“Nice graft these yokels have here,” Bryant murmured confidentially. He moved a step closer to Shayne. “Three ninety-five blankets from Brooklyn marked twenty bucks and stamped genuine Navajo. Maybe you and me could take some lessons.”
Shayne’s nostrils flared. “Is this stuff junk?”
“Nothing but. I saw them unpacking it yesterday out of boxes shipped from New York.”
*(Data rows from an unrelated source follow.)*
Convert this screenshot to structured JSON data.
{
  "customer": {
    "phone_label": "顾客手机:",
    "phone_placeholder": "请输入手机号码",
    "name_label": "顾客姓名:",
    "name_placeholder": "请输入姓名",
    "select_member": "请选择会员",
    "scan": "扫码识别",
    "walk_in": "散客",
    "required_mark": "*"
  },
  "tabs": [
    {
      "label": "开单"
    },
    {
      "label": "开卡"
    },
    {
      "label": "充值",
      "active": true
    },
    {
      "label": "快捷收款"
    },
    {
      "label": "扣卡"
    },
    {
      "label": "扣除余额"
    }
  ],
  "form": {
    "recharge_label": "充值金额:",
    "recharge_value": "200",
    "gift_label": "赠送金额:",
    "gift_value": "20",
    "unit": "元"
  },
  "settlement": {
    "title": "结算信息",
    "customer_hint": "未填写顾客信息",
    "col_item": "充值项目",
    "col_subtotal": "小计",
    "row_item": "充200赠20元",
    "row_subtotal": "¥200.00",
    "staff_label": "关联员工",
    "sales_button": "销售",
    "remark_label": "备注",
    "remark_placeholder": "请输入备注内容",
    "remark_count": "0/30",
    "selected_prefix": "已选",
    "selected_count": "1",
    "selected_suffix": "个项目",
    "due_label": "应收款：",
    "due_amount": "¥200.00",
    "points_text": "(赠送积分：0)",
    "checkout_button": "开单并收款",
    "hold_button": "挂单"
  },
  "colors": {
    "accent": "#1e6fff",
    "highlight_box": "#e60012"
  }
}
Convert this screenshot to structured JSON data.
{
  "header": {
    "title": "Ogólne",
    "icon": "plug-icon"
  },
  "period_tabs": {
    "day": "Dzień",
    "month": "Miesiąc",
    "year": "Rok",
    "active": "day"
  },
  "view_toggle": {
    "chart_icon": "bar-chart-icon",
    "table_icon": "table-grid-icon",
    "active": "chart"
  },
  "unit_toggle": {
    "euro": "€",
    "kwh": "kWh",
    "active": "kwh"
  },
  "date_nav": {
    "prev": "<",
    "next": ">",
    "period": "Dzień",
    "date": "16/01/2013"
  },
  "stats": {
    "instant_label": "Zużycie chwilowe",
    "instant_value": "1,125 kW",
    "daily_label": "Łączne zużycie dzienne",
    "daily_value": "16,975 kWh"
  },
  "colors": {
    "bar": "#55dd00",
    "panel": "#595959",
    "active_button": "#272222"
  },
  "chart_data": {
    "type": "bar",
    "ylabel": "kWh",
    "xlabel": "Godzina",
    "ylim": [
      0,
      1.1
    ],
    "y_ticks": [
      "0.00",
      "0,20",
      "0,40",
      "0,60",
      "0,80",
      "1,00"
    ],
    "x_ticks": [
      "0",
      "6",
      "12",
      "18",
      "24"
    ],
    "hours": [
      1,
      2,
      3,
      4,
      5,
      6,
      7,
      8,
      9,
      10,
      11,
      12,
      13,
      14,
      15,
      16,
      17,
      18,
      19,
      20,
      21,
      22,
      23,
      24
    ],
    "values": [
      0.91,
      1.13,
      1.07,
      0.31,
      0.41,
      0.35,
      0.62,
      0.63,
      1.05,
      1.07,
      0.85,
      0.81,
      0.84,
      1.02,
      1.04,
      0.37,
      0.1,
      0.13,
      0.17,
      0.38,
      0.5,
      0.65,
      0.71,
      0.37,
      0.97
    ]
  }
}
Shayne saw Phyllis fingering a rug with a garish Indian design. Anger burned in his eyes. He asked, “Any of those packing boxes still around?”
“Sure. In the back.”
Shayne stalked toward his wife. A large man had come up to wait on her and was pointing out the fine workmanship of the blankets. Hulking shoulders dwarfed a lean waist and thin legs. His eyes were black beneath black brows that met across the bridge of his nose. High cheek bones, a beaked nose, and blunt chin looked as though they might have been rudely chiseled with a miner’s drill and single-jack. His shirt sleeves were rolled above the elbows, revealing hairy forearms. There was a dominant air of uncouth strength about him that was out of place behind a store counter.
“Yes, ma’am,” he was assuring Phyllis. “Right off the Navajo Reservation. I make a trip through New Mexico every summer and buy direct from the Indians.” Phyllis’s face glowed with enthusiasm when she looked up at her husband. “Only eighteen dollars, Michael. It’d make a grand lap robe for the car, and I’ve always wanted a real Indian blanket.”
Shayne said, “Nix.”
The big man insisted, “That’s dirt cheap, Mister. I reckon you don’t know anything about Indian stuff.”
Shayne snorted, “An Indian named Moe Ginsberg in the Bronx?”